Since my brake pedal goes way down to the floor, it appears to me, that there must be air hiding somewhere in the system. I decided to approach the bleeding process from a different direction that I saw on the internet. I am tired of pushing good, expensive brake fluid through the system and toss it out. What I tried is to run a plastic tube from the bleed nipple up to the MC reservoir and by pumping the brake pedal, push the fluid, and hopefully any air to expel at the reservoir. I raised the front of the up in the air, ran tubes from both front caliper nipples to the reservoir. Had both nipples open some and pumped the pedal with a slow pedal return. I could observe the clear tube and watch till no air bubbles passed by. I must have pumped the pedal seventy five times. Then I raised the rear of the car and did the same separately (left and then right) until no bubbles were seen. I did see some very small bubbles pass by while doing the front calipers and some larger bubbles from the rear. At this point I thought I was near the fix on this. However, upon starting the engine and pressing the pedal, it again went way down.

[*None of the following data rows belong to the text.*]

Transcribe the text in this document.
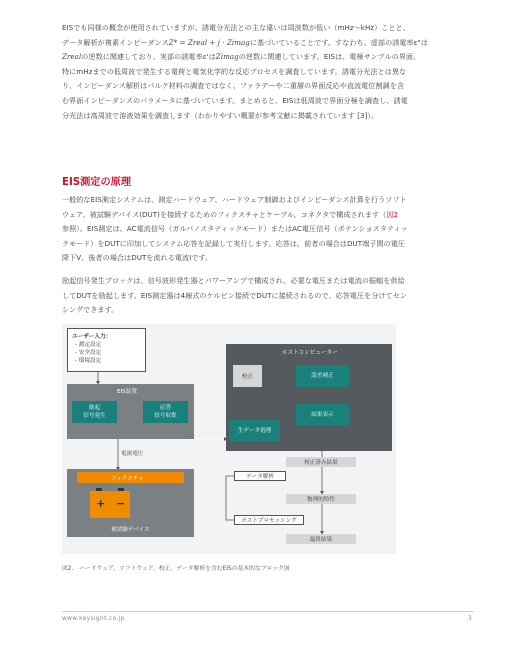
EISでも同様の概念が使用されていますが、誘電分光法との主な違いは周波数が低い（mHz〜kHz）ことと、
データ解析が複素インピーダンスZ* = Zreal + j · Zimagに基づいていることです。すなわち、虚部の誘電率ε"は
Zrealの逆数に関連しており、実部の誘電率ε'はZimagの逆数に関連しています。EISは、電極サンプルの界面、
特にmHzまでの低周波で発生する電荷と電気化学的な反応プロセスを調査しています。誘電分光法とは異な
り、インピーダンス解析はバルク材料の調査ではなく、ファラデーや二重層の界面反応や直流電位割調を含
む界面インピーダンスのパラメータに基づいています。まとめると、EISは低周波で界面分極を調査し、誘電
分光法は高周波で溶液効果を調査します（わかりやすい概要が参考文献に掲載されています [3]）。
EIS測定の原理
一般的なEIS測定システムは、測定ハードウェア、ハードウェア制御およびインピーダンス計算を行うソフト
ウェア、被試験デバイス(DUT)を接続するためのフィクスチャとケーブル、コネクタで構成されます（図2
参照）。EIS測定は、AC電流信号（ガルバノスタティックモード）またはAC電圧信号（ポテンショスタティッ
クモード）をDUTに印加してシステム応答を記録して実行します。応答は、前者の場合はDUT端子間の電圧
降下V、後者の場合はDUTを流れる電流Iです。
励起信号発生ブロックは、信号波形発生器とパワーアンプで構成され、必要な電圧または電流の振幅を供給
してDUTを励起します。EIS測定器は4線式のケルビン接続でDUTに接続されるので、応答電圧を分けてセン
シングできます。
ユーザー入力：
- 測定設定
- 安全設定
- 環境設定
EIS装置
励起
信号発生
応答
信号収集
ホストコンピューター
校正	誤差補正
生データ処理
結果表示
電流電圧
フィクスチャ
+ −
被試験デバイス
校正済み結果
データ解析
物理的特性
ポストプロセッシング
最終結果
図2.　ハードウェア、ソフトウェア、校正、データ解析を含むEISの基本的なブロック図
www.keysight.co.jp	3
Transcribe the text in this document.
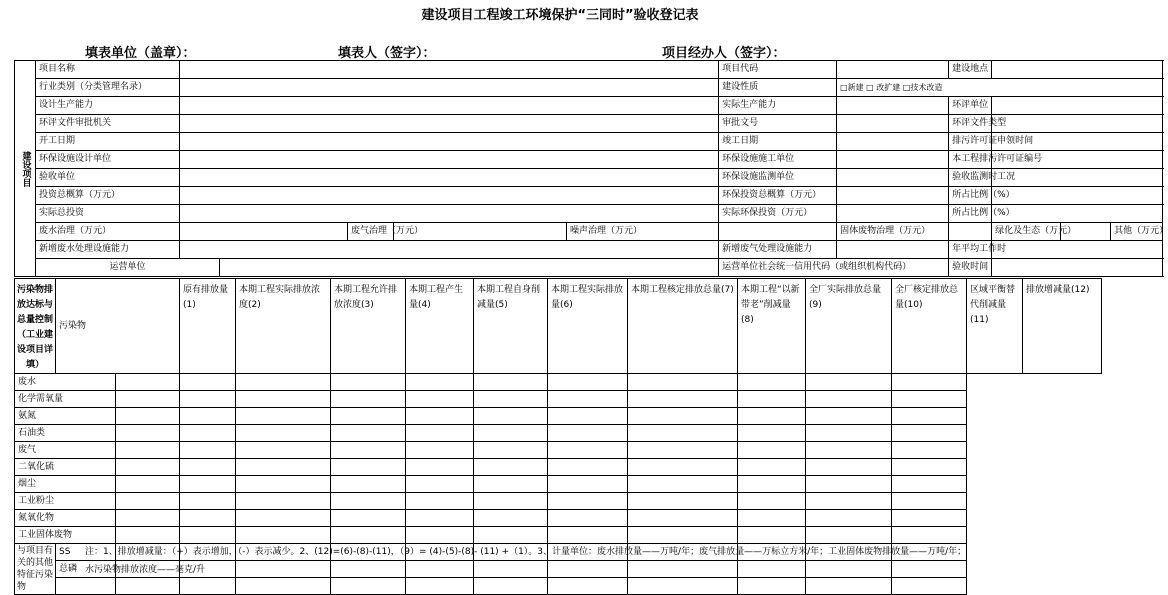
建设项目工程竣工环境保护“三同时”验收登记表
填表单位（盖章）：	填表人（签字）：	项目经办人（签字）：
建设项目	项目名称						项目代码		建设地点				
	行业类别（分类管理名录）						建设性质	□新建 □ 改扩建 □技术改造					
	设计生产能力						实际生产能力		环评单位				
	环评文件审批机关						审批文号		环评文件类型				
	开工日期						竣工日期		排污许可证申领时间				
	环保设施设计单位						环保设施施工单位		本工程排污许可证编号				
	验收单位						环保设施监测单位		验收监测时工况				
	投资总概算（万元）						环保投资总概算（万元）		所占比例（%）				
	实际总投资						实际环保投资（万元）		所占比例（%）				
	废水治理（万元）			废气治理（万元）		噪声治理（万元）		固体废物治理（万元）		绿化及生态（万元）		其他（万元）	
	新增废水处理设施能力						新增废气处理设施能力		年平均工作时				
	运营单位						运营单位社会统一信用代码（或组织机构代码）		验收时间				
污染物排放达标与总量控制（工业建设项目详填）	污染物		原有排放量(1)	本期工程实际排放浓度(2)	本期工程允许排放浓度(3)	本期工程产生量(4)	本期工程自身削减量(5)	本期工程实际排放量(6)	本期工程核定排放总量(7)	本期工程“以新带老”削减量(8)	全厂实际排放总量(9)	全厂核定排放总量(10)	区域平衡替代削减量(11)	排放增减量(12)
废水														
化学需氧量														
氨氮														
石油类														
废气														
二氧化硫														
烟尘														
工业粉尘														
氮氧化物														
工业固体废物														
与项目有关的其他特征污染物	SS													
	总磷													

注：1、排放增减量：（+）表示增加，（-）表示减少。2、(12)=(6)-(8)-(11)，（9）= (4)-(5)-(8)- (11) +（1）。3、计量单位：废水排放量——万吨/年；废气排放量——万标立方米/年；工业固体废物排放量——万吨/年；
水污染物排放浓度——毫克/升
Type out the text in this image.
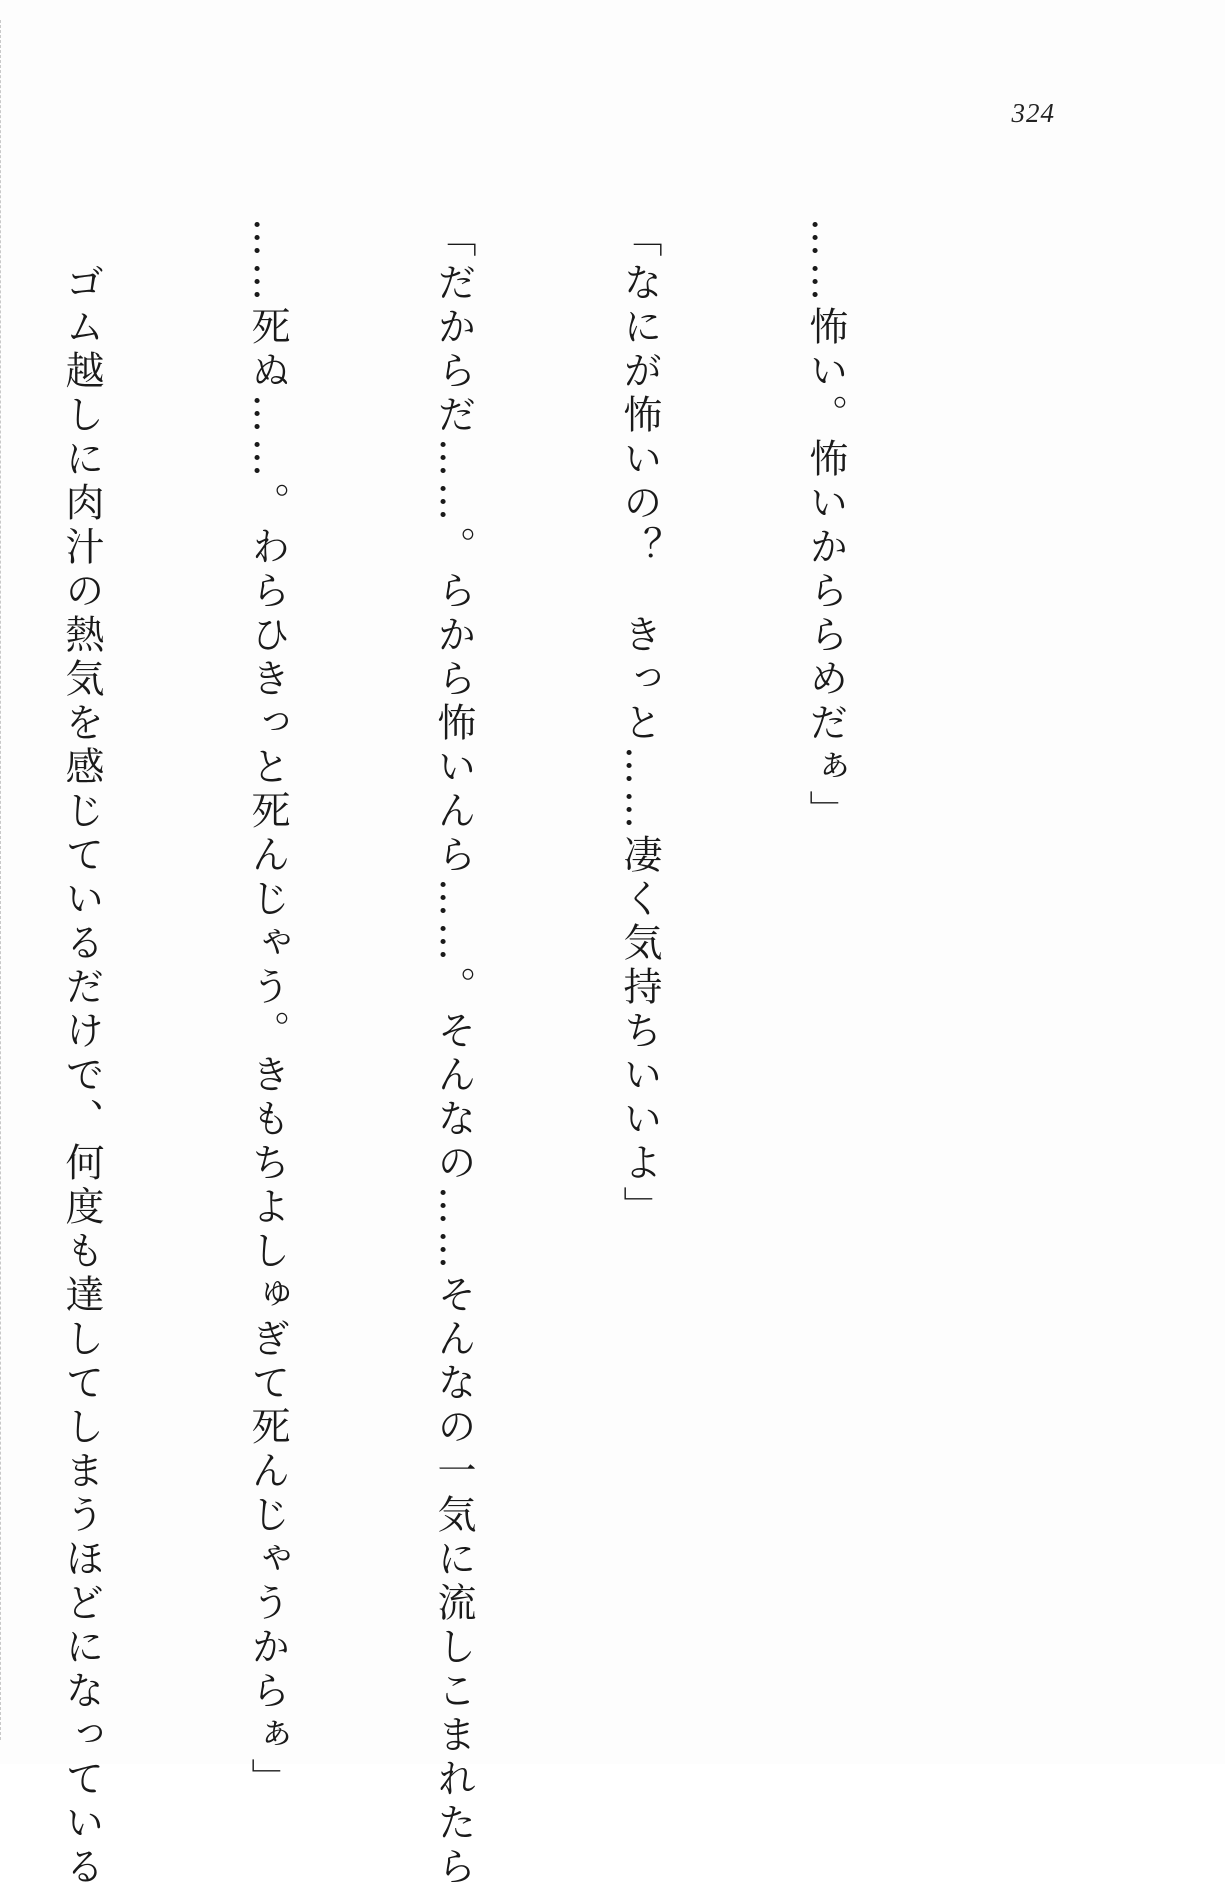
324

……怖い。怖いかららめだぁ」

「なにが怖いの？　きっと……凄く気持ちいいよ」

「だからだ……。らから怖いんら……。そんなの……そんなの一気に流しこまれたら

……死ぬ……。わらひきっと死んじゃう。きもちよしゅぎて死んじゃうからぁ」

　ゴム越しに肉汁の熱気を感じているだけで、何度も達してしまうほどになっている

Later today I remounted the wheels and drove to a secluded place where I could test the DSC and ABS on grass and gravel road. Under hard acceleration and sharp turns the DSC light would light up. Hard braking on the gravel road did engage the ABS where I could feel the pulses. I did notice under the hard braking, when the car was almost stopped, with my foot still hard on the pedal, the pedal would drop lower maybe an inch or so. I repeated this several times with the same pedal drop. Is that normal???


So, yes the pedal seems to go way too far down to the floor.


I wonder if someone could take some measurements of their range of brake pedal travel for me to compare mine to? I used a tape measure with large numbers. With the edge of the tape resting on the top edge of the pedal and the end of the tape at almost right angles to the inclined section of the floorboard behind the pedals. I could lean over to the left and see the measurement to the front surface where the foot touches the pedal. I got measurements with engine off, the point where I could feel the booster is, and under full on foot pressure. Then with the engine running where the pedal ends with full on foot pressure.


After I took the measurements, with the engine off, I was able to push the pedal to the floor (3-1/2"). I let it return and pushed again, this time I measured 4-1/2" (some pump up), and again to 4" (no pump up), one more time all the way down to 3-1/2". Not sure what that means. I will read over the Vehicle Brake Information that xrviz provided and see if something clicks for me.


There is no slop in any of the caliper mounts, the calipers (just rebuilt), braided lines, new pads, new master cylinder. If the booster was bad, it would just make applying pressure harder. With the engine running, I can depress the pedal quite easily. It is when I apply firm, constant pressure, the pedal goes way down.


I don't like losing sleep over this but it is driving me totally nuts!!!!


Long Post but thanks for the input!!!!!